Exigeant, dédié à la musique et à sa recherche d’authenticité, l’art de Sonny Fortune tient dans l’alliage entre son style personnel et les rivières souterraines de sa vie, dont la source est John Coltrane. En plus de la musique, Sonny Fortune défend ses valeurs, sa conception du jazz et son état d’esprit. Sa complicité avec Elvin Jones, ses liens avec McCoy Tyner et son dialogue avec les autres musiciens de cette sensibilité n’ont cessé d’approfondir cette relation pour aboutir à un album hommage, In the Spirit of John Coltrane, en 2000. Chacune de ses notes le ramène à son histoire et à sa créativité musicale comme à l’histoire du jazz et à l’essence de la musique.

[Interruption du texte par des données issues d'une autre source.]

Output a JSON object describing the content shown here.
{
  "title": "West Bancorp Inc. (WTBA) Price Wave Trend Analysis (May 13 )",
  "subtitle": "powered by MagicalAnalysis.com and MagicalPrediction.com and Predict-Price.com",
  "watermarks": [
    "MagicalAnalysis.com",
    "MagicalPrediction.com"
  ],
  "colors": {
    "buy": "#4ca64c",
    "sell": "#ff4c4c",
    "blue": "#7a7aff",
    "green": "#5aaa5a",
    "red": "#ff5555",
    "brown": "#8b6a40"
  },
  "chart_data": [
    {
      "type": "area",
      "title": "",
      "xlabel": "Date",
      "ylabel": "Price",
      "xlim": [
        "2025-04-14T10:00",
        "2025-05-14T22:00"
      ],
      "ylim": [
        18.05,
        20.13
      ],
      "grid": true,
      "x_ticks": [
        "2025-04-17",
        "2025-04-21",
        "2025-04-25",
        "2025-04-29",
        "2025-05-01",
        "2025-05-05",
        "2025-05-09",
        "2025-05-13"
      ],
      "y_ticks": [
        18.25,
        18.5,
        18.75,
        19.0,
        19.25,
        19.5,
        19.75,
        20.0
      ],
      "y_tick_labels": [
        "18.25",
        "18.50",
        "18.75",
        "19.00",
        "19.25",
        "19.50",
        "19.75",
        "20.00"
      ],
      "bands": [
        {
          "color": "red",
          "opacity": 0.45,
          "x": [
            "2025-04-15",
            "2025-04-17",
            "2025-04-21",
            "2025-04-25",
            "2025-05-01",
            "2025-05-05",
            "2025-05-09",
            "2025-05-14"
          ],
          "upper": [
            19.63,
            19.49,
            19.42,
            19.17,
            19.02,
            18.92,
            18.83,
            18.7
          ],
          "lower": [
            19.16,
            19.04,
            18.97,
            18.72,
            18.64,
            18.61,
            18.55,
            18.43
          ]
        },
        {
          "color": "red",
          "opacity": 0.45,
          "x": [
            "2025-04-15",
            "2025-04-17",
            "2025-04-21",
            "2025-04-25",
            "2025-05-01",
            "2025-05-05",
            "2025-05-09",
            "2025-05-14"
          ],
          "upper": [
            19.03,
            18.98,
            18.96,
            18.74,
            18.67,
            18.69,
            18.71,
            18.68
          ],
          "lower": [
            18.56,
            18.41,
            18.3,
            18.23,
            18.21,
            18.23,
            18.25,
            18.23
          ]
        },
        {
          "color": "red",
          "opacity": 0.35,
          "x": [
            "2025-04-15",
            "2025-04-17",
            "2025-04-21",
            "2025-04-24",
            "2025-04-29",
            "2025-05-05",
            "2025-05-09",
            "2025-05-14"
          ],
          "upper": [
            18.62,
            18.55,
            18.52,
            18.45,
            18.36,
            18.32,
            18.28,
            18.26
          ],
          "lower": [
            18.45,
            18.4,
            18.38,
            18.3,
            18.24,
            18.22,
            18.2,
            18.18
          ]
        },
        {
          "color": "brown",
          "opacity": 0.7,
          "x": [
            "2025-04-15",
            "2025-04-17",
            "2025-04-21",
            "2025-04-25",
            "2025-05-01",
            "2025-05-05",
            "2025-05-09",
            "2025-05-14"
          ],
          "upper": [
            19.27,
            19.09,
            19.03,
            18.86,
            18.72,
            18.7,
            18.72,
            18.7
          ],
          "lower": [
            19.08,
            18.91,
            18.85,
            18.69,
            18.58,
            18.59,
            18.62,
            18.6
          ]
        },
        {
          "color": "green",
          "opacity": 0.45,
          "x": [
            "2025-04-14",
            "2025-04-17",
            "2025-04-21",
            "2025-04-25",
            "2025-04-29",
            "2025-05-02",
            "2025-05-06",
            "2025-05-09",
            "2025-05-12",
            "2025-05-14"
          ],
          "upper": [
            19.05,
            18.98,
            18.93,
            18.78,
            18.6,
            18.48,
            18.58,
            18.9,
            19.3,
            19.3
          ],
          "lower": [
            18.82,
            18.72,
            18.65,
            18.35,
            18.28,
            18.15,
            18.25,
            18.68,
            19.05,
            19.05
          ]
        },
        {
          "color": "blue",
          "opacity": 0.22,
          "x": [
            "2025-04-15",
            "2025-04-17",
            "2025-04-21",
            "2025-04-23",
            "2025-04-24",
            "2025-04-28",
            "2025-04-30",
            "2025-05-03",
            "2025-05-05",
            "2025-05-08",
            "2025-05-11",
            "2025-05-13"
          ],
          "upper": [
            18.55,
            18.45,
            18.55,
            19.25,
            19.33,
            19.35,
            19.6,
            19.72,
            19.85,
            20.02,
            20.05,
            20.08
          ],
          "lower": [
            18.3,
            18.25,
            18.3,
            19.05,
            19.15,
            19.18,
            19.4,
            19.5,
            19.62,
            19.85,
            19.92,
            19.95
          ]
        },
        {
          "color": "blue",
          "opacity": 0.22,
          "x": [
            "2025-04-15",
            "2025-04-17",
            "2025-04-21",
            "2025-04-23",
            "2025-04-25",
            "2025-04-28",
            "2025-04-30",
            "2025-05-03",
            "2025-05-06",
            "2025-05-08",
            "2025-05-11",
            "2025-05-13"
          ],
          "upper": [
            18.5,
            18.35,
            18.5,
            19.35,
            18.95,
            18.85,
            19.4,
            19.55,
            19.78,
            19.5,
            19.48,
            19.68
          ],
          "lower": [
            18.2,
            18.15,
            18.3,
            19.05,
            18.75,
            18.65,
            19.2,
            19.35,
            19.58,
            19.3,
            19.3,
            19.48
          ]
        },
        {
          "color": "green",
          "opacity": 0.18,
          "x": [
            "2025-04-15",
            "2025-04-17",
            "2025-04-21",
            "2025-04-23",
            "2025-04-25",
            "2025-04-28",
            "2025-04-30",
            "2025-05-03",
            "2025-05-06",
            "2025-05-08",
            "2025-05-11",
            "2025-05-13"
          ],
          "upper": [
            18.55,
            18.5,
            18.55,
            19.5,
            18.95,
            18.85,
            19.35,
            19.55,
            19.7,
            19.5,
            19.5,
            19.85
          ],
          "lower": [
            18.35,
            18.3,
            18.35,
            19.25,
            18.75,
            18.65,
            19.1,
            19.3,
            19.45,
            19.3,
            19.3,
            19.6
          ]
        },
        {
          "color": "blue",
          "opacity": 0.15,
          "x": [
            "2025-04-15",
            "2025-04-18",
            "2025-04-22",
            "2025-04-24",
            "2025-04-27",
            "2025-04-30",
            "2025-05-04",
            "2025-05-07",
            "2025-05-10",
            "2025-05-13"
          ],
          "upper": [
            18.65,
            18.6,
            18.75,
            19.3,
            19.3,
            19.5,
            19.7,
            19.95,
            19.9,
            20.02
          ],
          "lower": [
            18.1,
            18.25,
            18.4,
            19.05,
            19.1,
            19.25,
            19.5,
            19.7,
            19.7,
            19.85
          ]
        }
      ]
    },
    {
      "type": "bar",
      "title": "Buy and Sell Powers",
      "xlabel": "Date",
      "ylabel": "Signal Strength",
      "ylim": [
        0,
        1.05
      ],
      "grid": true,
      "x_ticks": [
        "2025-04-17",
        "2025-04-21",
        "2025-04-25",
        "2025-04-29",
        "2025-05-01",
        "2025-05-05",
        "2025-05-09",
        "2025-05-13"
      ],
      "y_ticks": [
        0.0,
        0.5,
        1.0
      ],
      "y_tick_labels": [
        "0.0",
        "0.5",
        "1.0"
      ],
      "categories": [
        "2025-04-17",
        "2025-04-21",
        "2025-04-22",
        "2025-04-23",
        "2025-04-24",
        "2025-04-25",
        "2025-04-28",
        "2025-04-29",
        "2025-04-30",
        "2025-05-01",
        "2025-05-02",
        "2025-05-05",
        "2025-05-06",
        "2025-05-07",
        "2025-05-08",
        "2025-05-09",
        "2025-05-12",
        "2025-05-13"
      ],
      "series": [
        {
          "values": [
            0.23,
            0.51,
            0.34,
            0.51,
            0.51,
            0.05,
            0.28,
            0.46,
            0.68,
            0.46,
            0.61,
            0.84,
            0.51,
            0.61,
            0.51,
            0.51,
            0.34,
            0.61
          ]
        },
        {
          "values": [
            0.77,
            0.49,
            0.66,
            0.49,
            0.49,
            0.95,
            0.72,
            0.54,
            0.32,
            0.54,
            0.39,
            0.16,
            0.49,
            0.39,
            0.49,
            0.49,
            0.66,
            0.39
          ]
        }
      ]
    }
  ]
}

Propos recueillis par Mathieu Perez
Sélection discographique et vidéos par Guy Reynard et Yves Sportis

Jazz Hot : Dans quelle partie de Philadelphia êtes-vous né ?

Sonny Fortune :
Philly était divisée en sections. Il y a avait la section Nord, Sud, Est, Ouest et Germantown. North Philly et Germantown étaient très proches. Dans ce périmètre, on trouvait Reggie Workman, Lee Morgan, Donald Wilson, Archie Shepp, les frères Heath étaient de South Philly, Edgar Bateman. Il y avait tant de musiciens, je ne m’en souviens même plus. Je parle de la fin des années 1950, début des années 1960. J’ai grandi à North Philly. Quand j’y habitais, il y avait tant de musiciens de jazz, c’était incroyable. Il y avait des bandes. Je faisais partie de la bande de North Philly. Il y avait McCoy Tyner, de West Philly, Bobby Timmons, etc. Le Showboat et le Pep’s étaient les deux clubs de jazz où le monde entier venait jouer. Bird travaillait dans un autre club à North Philly. Et c’est là que j’ai vu tout le monde, Monk, Trane, Miles, Cannonball…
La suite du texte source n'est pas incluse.